A-1) Thank you for your valuable suggestion. We would like to clarify that we had a misconception and have therefore edited the concept of 'sub-anesthetic' in our study to 'low dose'. This change has made the information clearer and more understandable, eliminating the confusion you mentioned.

  • In the flow chart on page 3, the reasons for exclusion indicated as "other reasons" for the 2 patients should be better specified

A-2) Thank you for your valuable suggestion. The flow diagram for the participant has been edited as specified. The relevant patient data has been detailed.

  • Due to the anxiolytic effect, the administration of midazolam indicates, in part, the effectiveness of the study even if done in both groups.

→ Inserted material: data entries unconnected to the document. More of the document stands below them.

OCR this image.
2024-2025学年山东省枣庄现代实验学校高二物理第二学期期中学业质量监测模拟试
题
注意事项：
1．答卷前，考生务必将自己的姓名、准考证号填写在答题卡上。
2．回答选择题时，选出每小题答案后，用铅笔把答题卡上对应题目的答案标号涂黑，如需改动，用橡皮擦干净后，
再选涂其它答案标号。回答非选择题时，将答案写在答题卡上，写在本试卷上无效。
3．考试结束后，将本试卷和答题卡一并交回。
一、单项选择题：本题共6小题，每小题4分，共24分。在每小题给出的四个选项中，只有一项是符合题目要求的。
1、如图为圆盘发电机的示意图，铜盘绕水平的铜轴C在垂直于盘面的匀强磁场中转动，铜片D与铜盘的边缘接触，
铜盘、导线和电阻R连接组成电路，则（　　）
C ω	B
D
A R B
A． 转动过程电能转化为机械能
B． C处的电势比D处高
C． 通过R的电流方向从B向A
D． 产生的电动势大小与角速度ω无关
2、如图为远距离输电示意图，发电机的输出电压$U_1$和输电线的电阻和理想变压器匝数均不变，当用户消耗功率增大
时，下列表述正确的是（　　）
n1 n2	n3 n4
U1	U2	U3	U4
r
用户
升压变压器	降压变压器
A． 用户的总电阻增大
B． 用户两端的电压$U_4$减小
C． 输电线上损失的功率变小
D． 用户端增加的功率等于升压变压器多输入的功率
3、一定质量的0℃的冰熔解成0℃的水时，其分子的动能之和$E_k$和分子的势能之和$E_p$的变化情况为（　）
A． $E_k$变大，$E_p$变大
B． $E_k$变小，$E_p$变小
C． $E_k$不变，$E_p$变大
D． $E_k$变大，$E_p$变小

A-3) Thank you for your valuable suggestion. We have revised the limitations section of our study accordingly. The use of midazolam in conjunction with ketamine is a concept that has been detailed in the introduction section of our study, with supporting literature. We have also added literature-supported information to the introduction section. This concept is also mentioned in the limitations section.